Although the hordes of kilted Scotsmen and women bedecked in lion rampants is a moving sight, it is also a hard one to swallow. In many ways it would be easier for the players to deal with if the fans went away and sang elsewhere.

The world may well have been given a colourful view of the Scottish fans seemingly happy and carefree in defeat, but the hearts of all concerned were heavy. Because even though we promised ourselves repeatedly that it would not happen again, it did. We allowed ourselves to believe against our better judgement that we could do it, that we were good enough.

After the game I stayed in the centre of St Etienne. At 4.30am I went down to the train station to see... well, just to see, really. A few die- hards sang but most lay on benches or on the hard ground fully clothed trying to snatch a couple of hours' sleep. The behaviour was as ever impeccable and there was not even a trace of anger, only a sadness that was painful to behold.
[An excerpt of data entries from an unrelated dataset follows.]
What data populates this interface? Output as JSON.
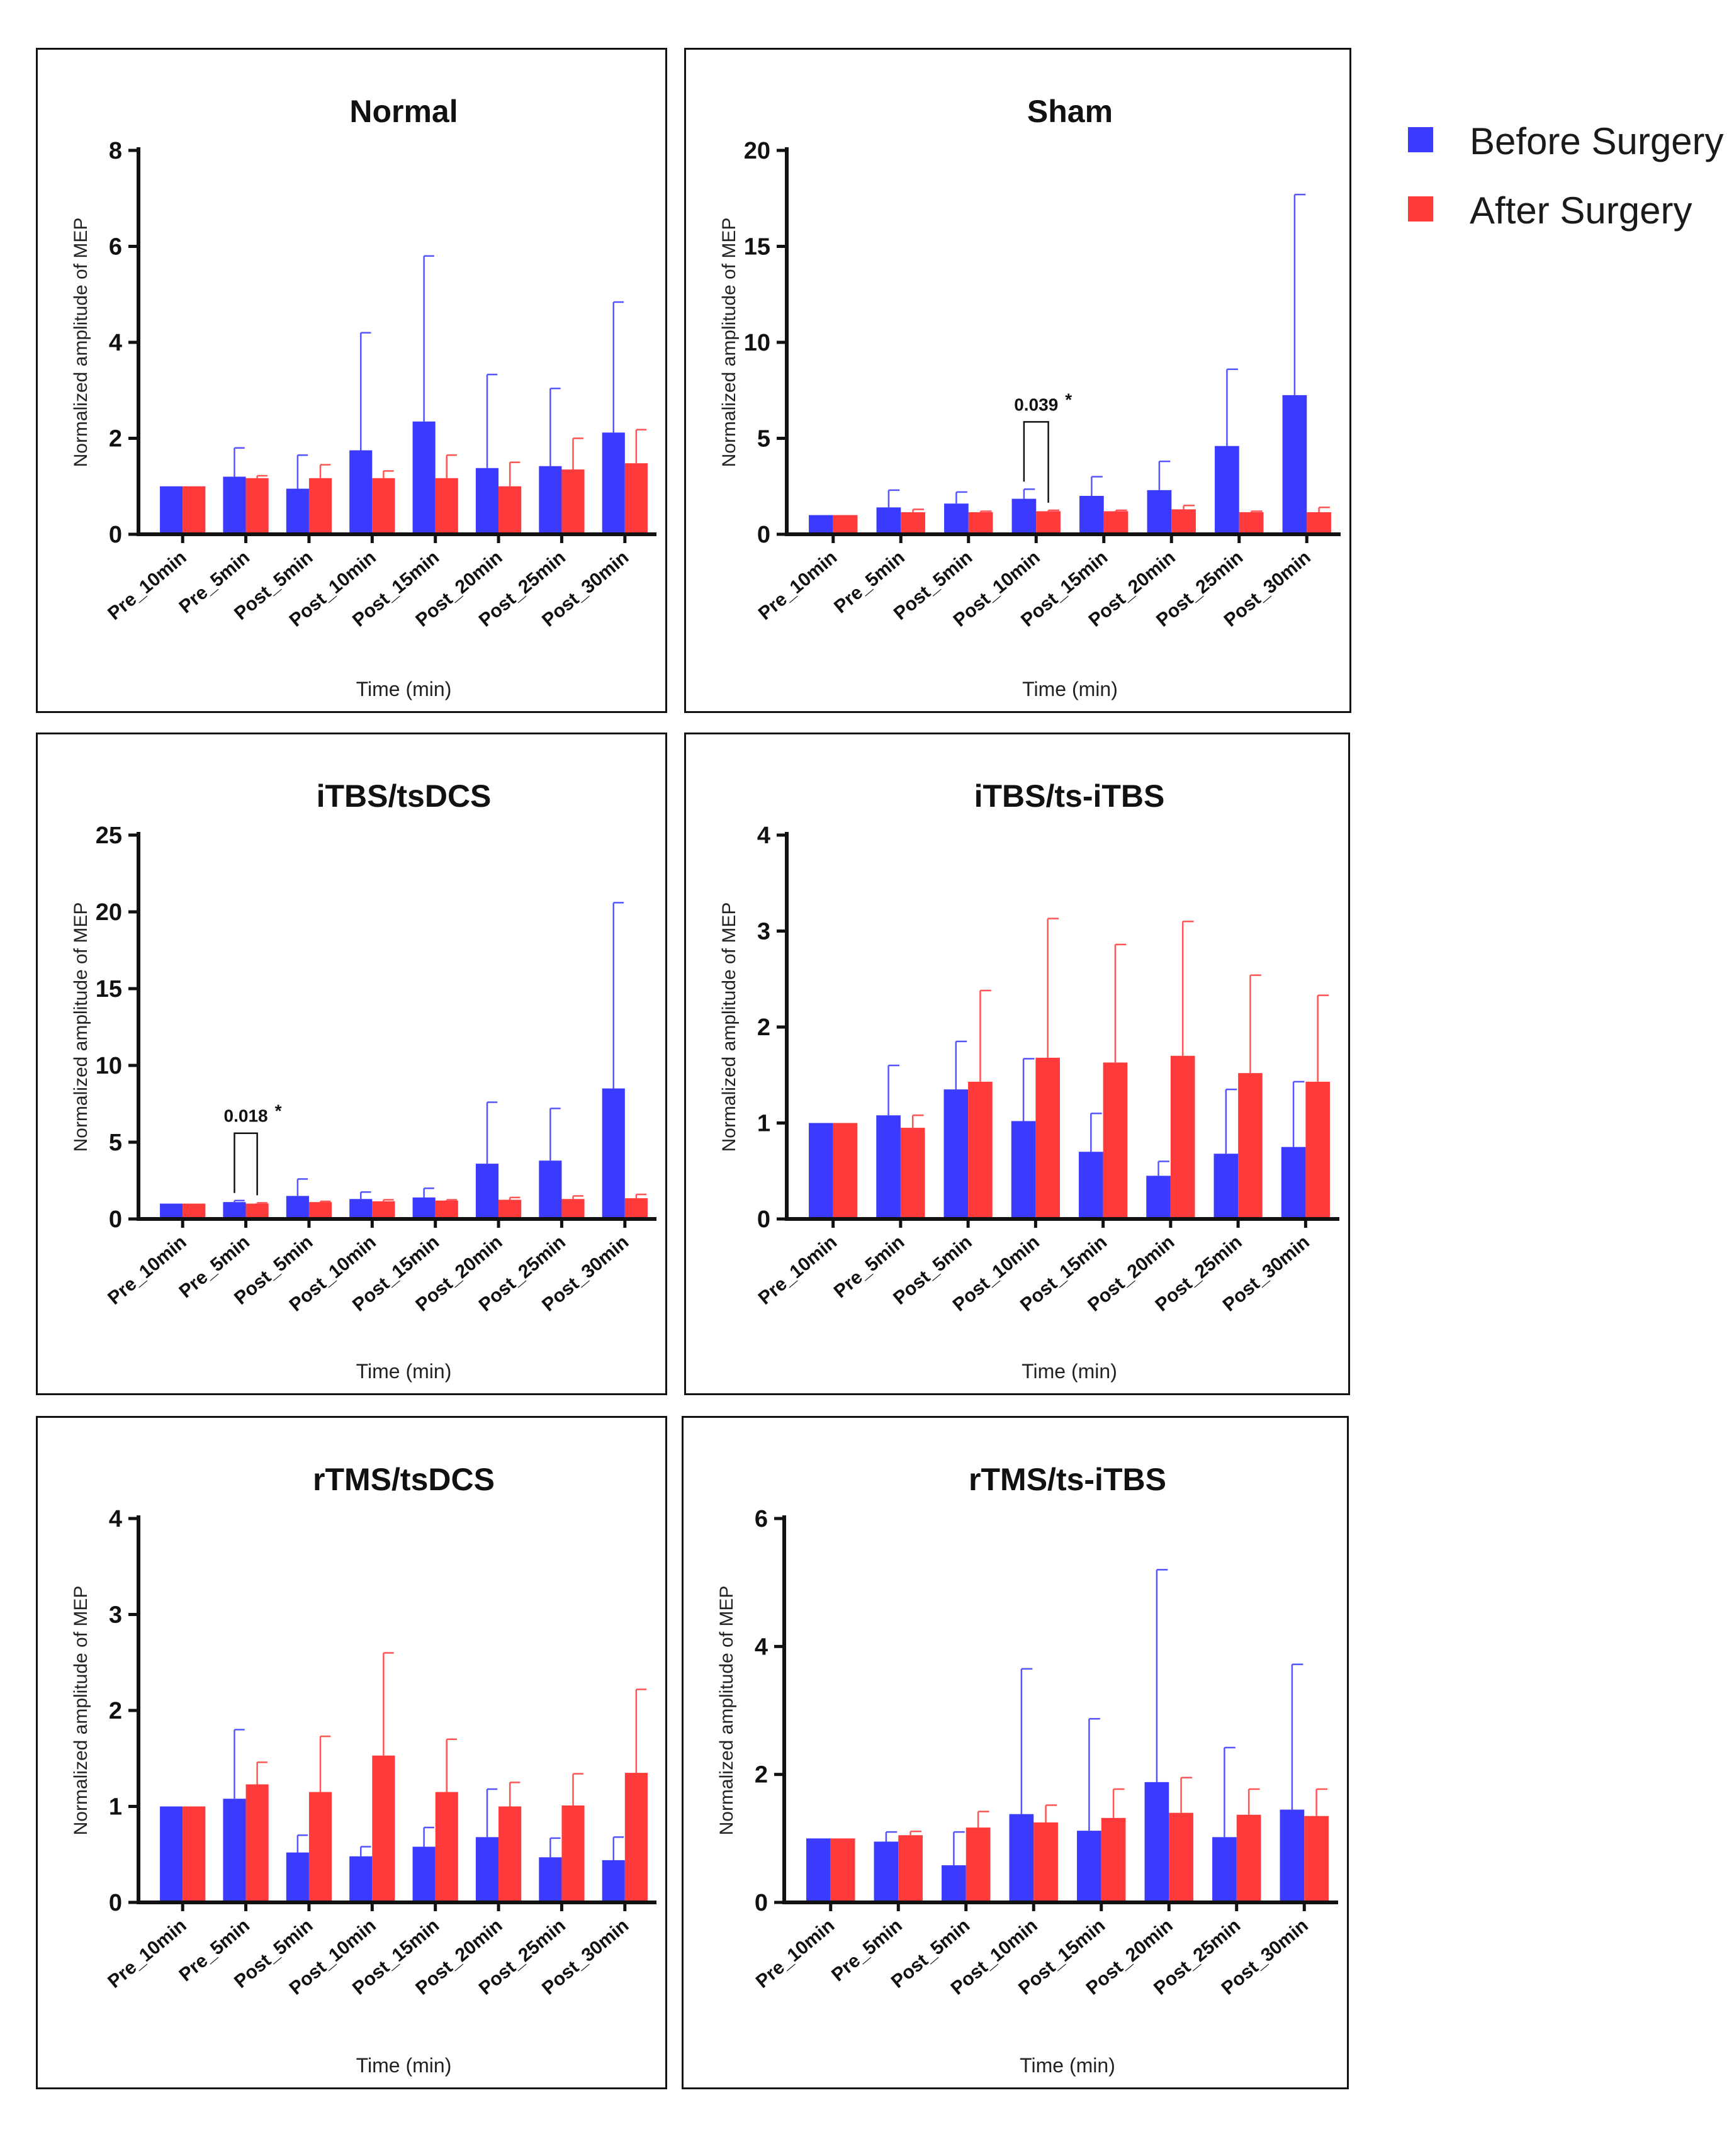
{
  "colors": {
    "before": "#3b3bff",
    "after": "#ff3a3a",
    "axis": "#111111",
    "error_before": "#5555ff",
    "error_after": "#ff5555"
  },
  "legend": {
    "before_label": "Before Surgery",
    "after_label": "After Surgery"
  },
  "chart_data": [
    {
      "type": "bar",
      "title": "Normal",
      "xlabel": "Time (min)",
      "ylabel": "Normalized amplitude of  MEP",
      "categories": [
        "Pre_10min",
        "Pre_5min",
        "Post_5min",
        "Post_10min",
        "Post_15min",
        "Post_20min",
        "Post_25min",
        "Post_30min"
      ],
      "ylim": [
        0,
        8
      ],
      "yticks": [
        0,
        2,
        4,
        6,
        8
      ],
      "series": [
        {
          "name": "Before Surgery",
          "values": [
            1.0,
            1.2,
            0.95,
            1.75,
            2.35,
            1.38,
            1.42,
            2.12
          ],
          "errors": [
            0,
            0.6,
            0.7,
            2.45,
            3.45,
            1.95,
            1.62,
            2.72
          ]
        },
        {
          "name": "After Surgery",
          "values": [
            1.0,
            1.17,
            1.17,
            1.17,
            1.17,
            1.0,
            1.35,
            1.48
          ],
          "errors": [
            0,
            0.05,
            0.28,
            0.15,
            0.48,
            0.5,
            0.65,
            0.7
          ]
        }
      ],
      "annotations": []
    },
    {
      "type": "bar",
      "title": "Sham",
      "xlabel": "Time (min)",
      "ylabel": "Normalized amplitude of  MEP",
      "categories": [
        "Pre_10min",
        "Pre_5min",
        "Post_5min",
        "Post_10min",
        "Post_15min",
        "Post_20min",
        "Post_25min",
        "Post_30min"
      ],
      "ylim": [
        0,
        20
      ],
      "yticks": [
        0,
        5,
        10,
        15,
        20
      ],
      "series": [
        {
          "name": "Before Surgery",
          "values": [
            1.0,
            1.4,
            1.6,
            1.85,
            2.0,
            2.3,
            4.6,
            7.25
          ],
          "errors": [
            0,
            0.9,
            0.6,
            0.5,
            1.0,
            1.5,
            4.0,
            10.45
          ]
        },
        {
          "name": "After Surgery",
          "values": [
            1.0,
            1.15,
            1.15,
            1.2,
            1.2,
            1.3,
            1.15,
            1.15
          ],
          "errors": [
            0,
            0.15,
            0.05,
            0.05,
            0.05,
            0.2,
            0.05,
            0.25
          ]
        }
      ],
      "annotations": [
        {
          "text": "0.039",
          "star": "*",
          "category_index": 3
        }
      ]
    },
    {
      "type": "bar",
      "title": "iTBS/tsDCS",
      "xlabel": "Time (min)",
      "ylabel": "Normalized amplitude of  MEP",
      "categories": [
        "Pre_10min",
        "Pre_5min",
        "Post_5min",
        "Post_10min",
        "Post_15min",
        "Post_20min",
        "Post_25min",
        "Post_30min"
      ],
      "ylim": [
        0,
        25
      ],
      "yticks": [
        0,
        5,
        10,
        15,
        20,
        25
      ],
      "series": [
        {
          "name": "Before Surgery",
          "values": [
            1.0,
            1.1,
            1.5,
            1.3,
            1.4,
            3.6,
            3.8,
            8.5
          ],
          "errors": [
            0,
            0.1,
            1.1,
            0.45,
            0.6,
            4.0,
            3.4,
            12.1
          ]
        },
        {
          "name": "After Surgery",
          "values": [
            1.0,
            1.0,
            1.1,
            1.15,
            1.2,
            1.25,
            1.3,
            1.35
          ],
          "errors": [
            0,
            0.05,
            0.05,
            0.1,
            0.05,
            0.15,
            0.2,
            0.25
          ]
        }
      ],
      "annotations": [
        {
          "text": "0.018",
          "star": "*",
          "category_index": 1
        }
      ]
    },
    {
      "type": "bar",
      "title": "iTBS/ts-iTBS",
      "xlabel": "Time (min)",
      "ylabel": "Normalized amplitude of  MEP",
      "categories": [
        "Pre_10min",
        "Pre_5min",
        "Post_5min",
        "Post_10min",
        "Post_15min",
        "Post_20min",
        "Post_25min",
        "Post_30min"
      ],
      "ylim": [
        0,
        4
      ],
      "yticks": [
        0,
        1,
        2,
        3,
        4
      ],
      "series": [
        {
          "name": "Before Surgery",
          "values": [
            1.0,
            1.08,
            1.35,
            1.02,
            0.7,
            0.45,
            0.68,
            0.75
          ],
          "errors": [
            0,
            0.52,
            0.5,
            0.65,
            0.4,
            0.15,
            0.67,
            0.68
          ]
        },
        {
          "name": "After Surgery",
          "values": [
            1.0,
            0.95,
            1.43,
            1.68,
            1.63,
            1.7,
            1.52,
            1.43
          ],
          "errors": [
            0,
            0.13,
            0.95,
            1.45,
            1.23,
            1.4,
            1.02,
            0.9
          ]
        }
      ],
      "annotations": []
    },
    {
      "type": "bar",
      "title": "rTMS/tsDCS",
      "xlabel": "Time (min)",
      "ylabel": "Normalized amplitude of  MEP",
      "categories": [
        "Pre_10min",
        "Pre_5min",
        "Post_5min",
        "Post_10min",
        "Post_15min",
        "Post_20min",
        "Post_25min",
        "Post_30min"
      ],
      "ylim": [
        0,
        4
      ],
      "yticks": [
        0,
        1,
        2,
        3,
        4
      ],
      "series": [
        {
          "name": "Before Surgery",
          "values": [
            1.0,
            1.08,
            0.52,
            0.48,
            0.58,
            0.68,
            0.47,
            0.44
          ],
          "errors": [
            0,
            0.72,
            0.18,
            0.1,
            0.2,
            0.5,
            0.2,
            0.24
          ]
        },
        {
          "name": "After Surgery",
          "values": [
            1.0,
            1.23,
            1.15,
            1.53,
            1.15,
            1.0,
            1.01,
            1.35
          ],
          "errors": [
            0,
            0.23,
            0.58,
            1.07,
            0.55,
            0.25,
            0.33,
            0.87
          ]
        }
      ],
      "annotations": []
    },
    {
      "type": "bar",
      "title": "rTMS/ts-iTBS",
      "xlabel": "Time (min)",
      "ylabel": "Normalized amplitude of  MEP",
      "categories": [
        "Pre_10min",
        "Pre_5min",
        "Post_5min",
        "Post_10min",
        "Post_15min",
        "Post_20min",
        "Post_25min",
        "Post_30min"
      ],
      "ylim": [
        0,
        6
      ],
      "yticks": [
        0,
        2,
        4,
        6
      ],
      "series": [
        {
          "name": "Before Surgery",
          "values": [
            1.0,
            0.95,
            0.58,
            1.38,
            1.12,
            1.88,
            1.02,
            1.45
          ],
          "errors": [
            0,
            0.15,
            0.52,
            2.27,
            1.75,
            3.32,
            1.4,
            2.27
          ]
        },
        {
          "name": "After Surgery",
          "values": [
            1.0,
            1.05,
            1.17,
            1.25,
            1.32,
            1.4,
            1.37,
            1.35
          ],
          "errors": [
            0,
            0.06,
            0.25,
            0.27,
            0.45,
            0.55,
            0.4,
            0.42
          ]
        }
      ],
      "annotations": []
    }
  ]
}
At the extreme risk of getting over- melodramatic, the scene in that station brought to mind the scene in the movie Bravehart just as the Scots had lost the battle to the English. The hundreds strewn across the station were exhausted, they had travelled a long way and had given so much of themselves to this.

Whether it was their hopes or their hard-earned cash, not one word of complaint was uttered in this uncomfortable and painful hour. I would have liked some other journalists to have been there, but doubtless some would have been unable to resist the unfair comparison of the fans sleeping rough while the players were tucked up in their comfortable five star bedrooms back in St Remy.

What they may have missed was the fact that there were plenty of current and former Scottish professional footballers there, who had roughed it too. I met four other players in and around St Etienne, none of whom had a cushy press number like me. It proved that most Scottish players including internationals will happily give up their comfy bed for the Saltire wrapped around you on the platform, when the time comes.

I heard plenty of stories from fans who had gone to outrageous lengths just to go through this exquisite torture. I wonder if the guy who told his wife that he was working in Torquay for two weeks, will ever be rumbled? If the student from Glenrothes who had borrowed well beyond his means will spend the next two years doing overtime to get back on an even keel?

In the end the real party is just getting going and the beautiful people are going to have a wonderful time as we are slumming it home. Once again they did not let us in, but only allowed us to entertain them on the doorstep with our curious antics for a little while.

As the last Scots dribbled out of France and the World Cup experience, I wondered if we will ever manage to get back again. I think they would love to have us - but I fear this may have been their last real chance. They liked us, but we just weren't good enough or sophisticated enough for them.